Vestiu o capuz de seu moletom grosso e posicionou a arma que carregava consigo. Aproximou-se cautelosamente do posto de gasolina, viu um carro estacionar e um homem saltar para fora com um sorriso no rosto. Aquela seria sua vítima... Infelizmente. Apressou-se, que terminasse com aquilo logo. Estendeu a mão armada em direção ao peito do moço, anunciou o assalto. Pedia grosseiramente que entregasse a chave, olhava para os lados, tão como a arma que seguia sua visão. Queria agilidade, estava com pressa. Precisava do carro para levar sua mãe ao hospital. Estava nervoso, não queria precisar fazer aquilo. Pensava a todo o momento em sua mãe.

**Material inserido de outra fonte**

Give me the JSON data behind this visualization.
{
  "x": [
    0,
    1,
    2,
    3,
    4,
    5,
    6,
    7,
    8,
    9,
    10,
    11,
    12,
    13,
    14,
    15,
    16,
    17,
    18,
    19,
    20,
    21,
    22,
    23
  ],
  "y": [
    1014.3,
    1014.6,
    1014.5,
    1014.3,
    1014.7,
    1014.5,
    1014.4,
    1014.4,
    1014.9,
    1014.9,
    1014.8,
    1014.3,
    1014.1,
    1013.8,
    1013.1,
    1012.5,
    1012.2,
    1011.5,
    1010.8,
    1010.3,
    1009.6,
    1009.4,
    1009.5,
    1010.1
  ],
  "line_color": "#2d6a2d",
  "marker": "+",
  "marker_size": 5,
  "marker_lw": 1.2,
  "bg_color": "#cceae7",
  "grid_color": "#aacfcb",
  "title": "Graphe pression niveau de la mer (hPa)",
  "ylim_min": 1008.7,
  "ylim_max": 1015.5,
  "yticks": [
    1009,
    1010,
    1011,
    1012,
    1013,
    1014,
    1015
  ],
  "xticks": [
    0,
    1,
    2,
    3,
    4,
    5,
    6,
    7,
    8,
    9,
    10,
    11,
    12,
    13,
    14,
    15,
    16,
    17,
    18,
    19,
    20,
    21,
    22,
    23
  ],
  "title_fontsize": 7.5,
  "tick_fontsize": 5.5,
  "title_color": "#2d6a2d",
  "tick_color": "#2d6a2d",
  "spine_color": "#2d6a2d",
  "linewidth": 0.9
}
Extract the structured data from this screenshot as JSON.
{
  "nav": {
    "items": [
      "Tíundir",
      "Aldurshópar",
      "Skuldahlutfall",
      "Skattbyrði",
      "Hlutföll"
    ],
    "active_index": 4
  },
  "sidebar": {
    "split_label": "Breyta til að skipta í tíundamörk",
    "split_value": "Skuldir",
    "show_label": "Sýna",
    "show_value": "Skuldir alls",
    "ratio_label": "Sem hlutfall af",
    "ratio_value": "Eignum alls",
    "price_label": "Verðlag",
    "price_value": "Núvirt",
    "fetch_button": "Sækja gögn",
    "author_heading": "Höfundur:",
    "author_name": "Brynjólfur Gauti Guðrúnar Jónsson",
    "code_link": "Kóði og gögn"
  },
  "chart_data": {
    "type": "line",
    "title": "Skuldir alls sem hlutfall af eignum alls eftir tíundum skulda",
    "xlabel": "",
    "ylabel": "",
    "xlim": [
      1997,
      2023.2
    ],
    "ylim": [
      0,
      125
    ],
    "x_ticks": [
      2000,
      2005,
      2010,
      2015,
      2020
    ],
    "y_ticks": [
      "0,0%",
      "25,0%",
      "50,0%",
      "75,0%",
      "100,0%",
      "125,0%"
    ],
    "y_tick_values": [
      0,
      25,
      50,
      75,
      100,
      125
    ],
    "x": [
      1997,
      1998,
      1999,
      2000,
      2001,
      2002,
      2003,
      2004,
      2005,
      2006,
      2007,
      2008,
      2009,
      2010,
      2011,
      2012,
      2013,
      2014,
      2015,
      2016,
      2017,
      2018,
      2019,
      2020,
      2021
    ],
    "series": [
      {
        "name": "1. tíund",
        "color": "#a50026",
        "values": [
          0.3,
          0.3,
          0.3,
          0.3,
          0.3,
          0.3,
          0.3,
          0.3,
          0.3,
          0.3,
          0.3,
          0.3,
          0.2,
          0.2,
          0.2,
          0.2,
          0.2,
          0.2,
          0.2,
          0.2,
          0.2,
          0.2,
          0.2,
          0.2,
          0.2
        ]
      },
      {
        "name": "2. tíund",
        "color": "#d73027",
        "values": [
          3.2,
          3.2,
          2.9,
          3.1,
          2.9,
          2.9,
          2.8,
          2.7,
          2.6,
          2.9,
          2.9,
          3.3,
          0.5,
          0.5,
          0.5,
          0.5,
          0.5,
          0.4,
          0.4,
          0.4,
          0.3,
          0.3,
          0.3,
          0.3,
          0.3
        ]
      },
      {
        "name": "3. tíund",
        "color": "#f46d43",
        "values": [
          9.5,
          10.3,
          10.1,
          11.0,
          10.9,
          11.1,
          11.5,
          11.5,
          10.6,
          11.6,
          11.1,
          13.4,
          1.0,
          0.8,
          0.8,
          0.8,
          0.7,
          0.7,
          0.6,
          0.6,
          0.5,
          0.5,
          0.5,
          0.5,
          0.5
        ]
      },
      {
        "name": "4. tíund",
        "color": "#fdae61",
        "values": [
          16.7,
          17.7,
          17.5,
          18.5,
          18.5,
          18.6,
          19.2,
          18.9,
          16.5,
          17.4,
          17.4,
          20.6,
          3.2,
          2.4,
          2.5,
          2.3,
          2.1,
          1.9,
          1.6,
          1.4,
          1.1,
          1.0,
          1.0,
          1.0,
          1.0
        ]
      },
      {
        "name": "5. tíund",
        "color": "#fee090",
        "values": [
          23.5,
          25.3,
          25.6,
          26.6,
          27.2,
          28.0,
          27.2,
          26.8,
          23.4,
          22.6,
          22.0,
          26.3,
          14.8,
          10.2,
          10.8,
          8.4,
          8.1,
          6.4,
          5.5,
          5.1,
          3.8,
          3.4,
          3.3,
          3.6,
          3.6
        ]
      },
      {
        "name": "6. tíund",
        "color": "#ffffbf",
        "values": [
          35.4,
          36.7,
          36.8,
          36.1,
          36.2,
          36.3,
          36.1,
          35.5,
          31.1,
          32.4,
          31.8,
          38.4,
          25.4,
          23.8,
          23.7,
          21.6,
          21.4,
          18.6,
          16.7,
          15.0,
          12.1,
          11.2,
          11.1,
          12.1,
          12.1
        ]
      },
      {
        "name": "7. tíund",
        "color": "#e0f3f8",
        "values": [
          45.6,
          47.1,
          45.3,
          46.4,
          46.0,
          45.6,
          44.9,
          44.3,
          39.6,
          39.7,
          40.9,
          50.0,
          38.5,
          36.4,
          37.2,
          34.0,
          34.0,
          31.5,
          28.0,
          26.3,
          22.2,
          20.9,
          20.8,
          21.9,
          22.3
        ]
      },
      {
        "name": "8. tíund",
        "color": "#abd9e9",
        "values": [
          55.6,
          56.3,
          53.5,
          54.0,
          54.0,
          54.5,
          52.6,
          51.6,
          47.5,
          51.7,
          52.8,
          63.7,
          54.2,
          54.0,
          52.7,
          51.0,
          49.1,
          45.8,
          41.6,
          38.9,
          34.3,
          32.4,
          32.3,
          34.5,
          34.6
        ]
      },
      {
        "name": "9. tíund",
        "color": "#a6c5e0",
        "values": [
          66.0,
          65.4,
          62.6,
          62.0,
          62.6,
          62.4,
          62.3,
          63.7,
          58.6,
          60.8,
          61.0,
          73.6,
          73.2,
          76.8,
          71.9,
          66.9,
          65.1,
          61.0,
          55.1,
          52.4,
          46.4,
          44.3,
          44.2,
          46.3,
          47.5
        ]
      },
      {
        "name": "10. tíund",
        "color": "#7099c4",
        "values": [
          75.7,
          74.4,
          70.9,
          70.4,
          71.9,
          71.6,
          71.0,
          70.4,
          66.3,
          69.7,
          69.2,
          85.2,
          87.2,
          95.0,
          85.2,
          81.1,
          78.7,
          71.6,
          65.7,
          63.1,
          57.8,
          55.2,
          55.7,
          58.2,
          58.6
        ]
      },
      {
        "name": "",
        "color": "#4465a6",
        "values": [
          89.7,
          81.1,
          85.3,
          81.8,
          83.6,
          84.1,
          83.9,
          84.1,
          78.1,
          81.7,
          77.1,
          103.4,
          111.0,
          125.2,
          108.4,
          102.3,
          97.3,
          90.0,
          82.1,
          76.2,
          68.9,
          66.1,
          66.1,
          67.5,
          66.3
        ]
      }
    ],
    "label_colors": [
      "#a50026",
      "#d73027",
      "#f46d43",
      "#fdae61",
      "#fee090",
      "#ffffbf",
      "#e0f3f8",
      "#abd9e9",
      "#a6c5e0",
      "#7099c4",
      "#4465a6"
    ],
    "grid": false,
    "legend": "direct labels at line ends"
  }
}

Então, de repente, seus ouvidos tamparam-se num ruído agudo que percorria seu corpo. Não teve tempo de reagir. Escutou três estrondos ao longe dançando entre as ondas sonoras. Sua visão ficara turva. Três tiros disparados. Três.


Cambaleou, sentiu um liquido quente escorrer por seu rosto, o gosto metálico de sangue surgindo em sua boca.


Três.


A fraqueza tomava conta de seu corpo por inteiro. Uma dor violenta revelou-se em suas costas, peito e cabeça. Estava caído no chão.


Três.


Ouviu o som das ondas do mar, estava ficando inconsciente. Memórias lhe invadiram. Bons momentos de sua infância, o rosto de seus pais, o nascimento de seus irmãozinhos.


Três.


Risos, vozes, cenas felizes. Todas as boas pessoas que passaram por sua vida. O primeiro cachorro, o primeiro amigo, a primeira namorada. O barulho constante do mar aos seus ouvidos. Uma visão esbranquiçada e cada vez inferior.


Três.


Já não respirava mais. Já não sentia mais. Seu coração cessava os batimentos. Seu cérebro entrava em colapso. Sonhava, era o mais bonito sonho de sua vida ─ ou o que restava dela. Seus sete minutos finais. Repentinamente, tudo havia acabado.